Article by Steve Bailey of JISC, in JSA vol 28 no 2, October 2007.
Bailey says that much of the debate about digi pres has been led by technical issues, such as media degradation, bitstream preservation, and emulation vs migration arguments. “Far less attention has been paid to developing technologies for deciding what of the vast volume of information we create must be kept, for what purpose, and for how long” (p119). This means that selection and appraisal becomes crucial. You would think that, in a world where massive volumes of information are created, the ability to sort the wheat from the chaff woud be valued, but this does not seem to be the case. Indeed the trend seems to be to keep everything, and Google for what you want, rather than classify and file.
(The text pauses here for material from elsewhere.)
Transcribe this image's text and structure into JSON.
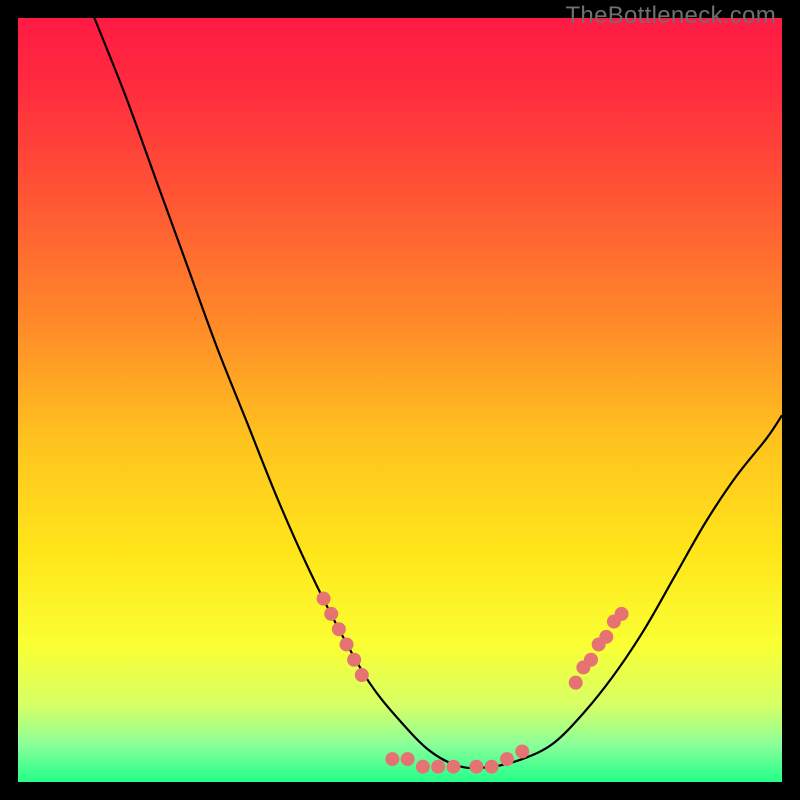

Bailey suggests that this sounds the death-knell for EDRM systems.
He also points out that archivists have long had a problem with physical preservation anyway. Paper and parchment preservation problems are dealt with by conservators, not by archivists, few of whom understand the hard science of the subject. And even before e-records were invented archivists had decided to deal with non-direct media, such as video or sound recordings, by treating them as “special collections” cases. “Digital records are perhaps the latest and most extreme example of our reluctance to get our professional hands dirty (p119).” The difference now is that digital records are simply too ubiquitous for archivists to fob off onto someone else.